Namun, sebagai orangtua tentu saja tidak dibenarkan memarahi anak secara membabi buta apalagi disertai aksi menyerupai memukul maupun mencubit. Selain hasilnya tidak efektif, anakpun justru berpotensi menggandakan perbuatan orangtua yakni melaksanakan tindakan agresi.
"Untuk mengarahkan anak biar tidak melaksanakan kesalahan tidak harus dilakukan dengan kemarahan. Meski harus diakui kondisi orangtua memang jarang berada dalam posisi emosi yang stabil dan bisa terus bersikap baik,"terang Evy Rakryani, Psikolog kota Batam.

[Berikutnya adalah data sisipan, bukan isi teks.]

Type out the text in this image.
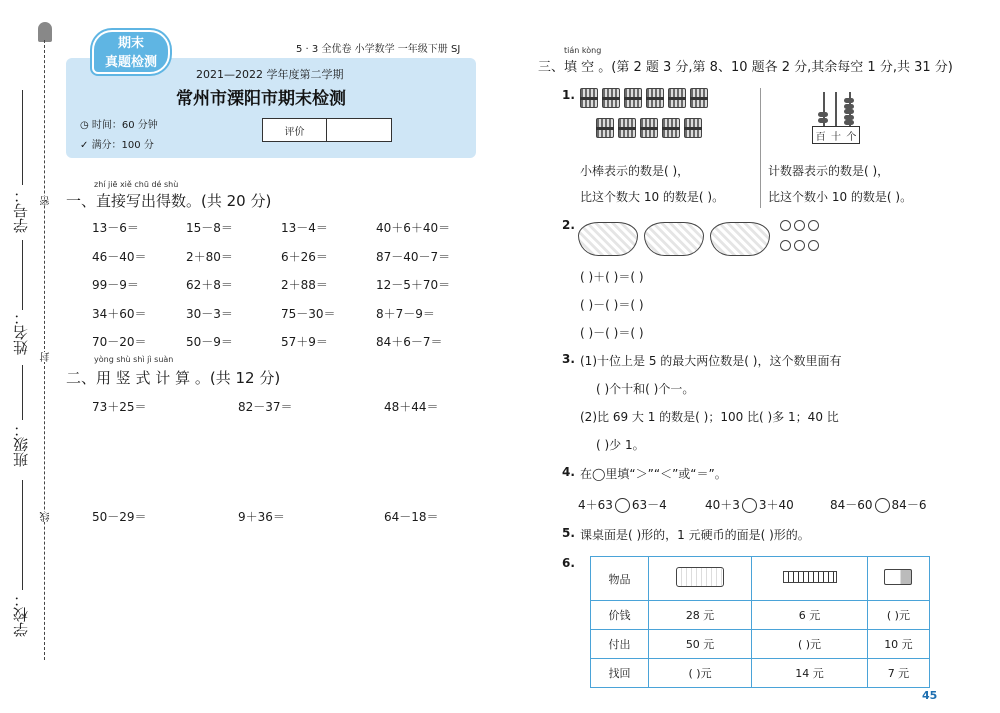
学号：
姓名：
班级：
学校：
密
封
线
期末
真题检测
5 · 3 全优卷 小学数学 一年级下册 SJ
2021—2022 学年度第二学期
常州市溧阳市期末检测
◷ 时间：60 分钟
✓ 满分：100 分
评价
zhí jiē xiě chū dé shù
一、直接写出得数。(共 20 分)
13－6＝	15－8＝	13－4＝	40＋6＋40＝
46－40＝	2＋80＝	6＋26＝	87－40－7＝
99－9＝	62＋8＝	2＋88＝	12－5＋70＝
34＋60＝	30－3＝	75－30＝	8＋7－9＝
70－20＝	50－9＝	57＋9＝	84＋6－7＝
yòng shù shì jì suàn
二、用 竖 式 计 算 。(共 12 分)
73＋25＝	82－37＝	48＋44＝
50－29＝	9＋36＝	64－18＝
tián kòng
三、填 空 。(第 2 题 3 分,第 8、10 题各 2 分,其余每空 1 分,共 31 分)
1.
小棒表示的数是( )，
比这个数大 10 的数是( )。
百 十 个
计数器表示的数是( )，
比这个数小 10 的数是( )。
2.
( )＋( )＝( )
( )－( )＝( )
( )－( )＝( )
3. (1)十位上是 5 的最大两位数是( )，这个数里面有
( )个十和( )个一。
(2)比 69 大 1 的数是( )；100 比( )多 1；40 比
( )少 1。
4. 在◯里填“＞”“＜”或“＝”。
4＋63 63－4	40＋3 3＋40	84－60 84－6
5. 课桌面是( )形的，1 元硬币的面是( )形的。
6.
物品			
价钱	28 元	6 元	( )元
付出	50 元	( )元	10 元
找回	( )元	14 元	7 元
45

Ketidakstabilan emosi orangtua tersebut terkadang bisa memicu rasa murka orangtua pada anak. Terlebih bila orangtua kurang mempunyai kemampuan mengelola rasa murka biar tidak keluar secara tidak terkendali.
"Cara paling efektif untuk mengendalikan anak tanpa harus menumpahkan kemarahan atau bahkan tindakan berangasan yakni dengan mengajak anak berdiskusi dan menawarkan klarifikasi disertai alasan,"terang Evy.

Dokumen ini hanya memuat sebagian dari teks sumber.